Выслушав соратников, Ардагаст громко приказал:

   — Развязать князя, вернуть ему меч.

   — Я слышал, один голядинский князь в подобном случае пронзил себя мечом из гордости, — заметил Хилиарх.

   — Этот не пронзит, знаю я его, — усмехнулся Волх.

Действительно, вконец растерянный Радвила лишь прижимал оружие к груди и благодарно кланялся царю. А тот без высокомерия, но решительно говорил:

   — Ты заплатишь выкуп — не за себя, а за свою землю и племя. За то, что я не пойду на них войной. Ещё разрешишь венедам селиться в ваших землях — по Днепру и Березине, если не хочешь больше воевать со мной.

   — Да чтобы я когда посмел воевать с тобой, избранник Солнца! — воскликнул Радвила. — Сам Поклус меня не заставит! Грозовым мечом Перкунаса клянусь, огнём священным!

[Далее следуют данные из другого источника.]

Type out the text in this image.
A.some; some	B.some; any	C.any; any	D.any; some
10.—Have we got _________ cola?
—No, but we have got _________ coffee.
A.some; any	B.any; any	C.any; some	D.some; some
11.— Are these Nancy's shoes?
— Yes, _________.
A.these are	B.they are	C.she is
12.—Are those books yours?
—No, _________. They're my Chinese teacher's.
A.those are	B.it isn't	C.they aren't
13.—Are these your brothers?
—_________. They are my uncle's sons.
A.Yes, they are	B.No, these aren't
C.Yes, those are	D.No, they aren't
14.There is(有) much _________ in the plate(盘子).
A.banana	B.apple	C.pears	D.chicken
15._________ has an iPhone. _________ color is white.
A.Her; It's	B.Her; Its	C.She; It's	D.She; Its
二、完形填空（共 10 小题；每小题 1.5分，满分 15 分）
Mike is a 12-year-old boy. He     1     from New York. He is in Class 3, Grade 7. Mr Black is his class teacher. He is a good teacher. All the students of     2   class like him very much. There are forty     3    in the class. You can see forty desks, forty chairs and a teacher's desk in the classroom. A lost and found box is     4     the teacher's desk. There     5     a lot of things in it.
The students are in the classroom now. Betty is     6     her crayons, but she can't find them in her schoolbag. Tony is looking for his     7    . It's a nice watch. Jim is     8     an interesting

   — Значит, ты мне больше не враг. О выкупе поговорим вечером в шатре.

   — Могу ли я выкупить и своих воинов?

   — Договаривайся с теми, кто их взял. Это не моя добыча.

   — Да что можешь за них дать, медвежий царь! Уж не больше греков. Ты, наверно, ни вина не попробовал, ни греческого серебра в руках не держал, — презрительно скривился Андак.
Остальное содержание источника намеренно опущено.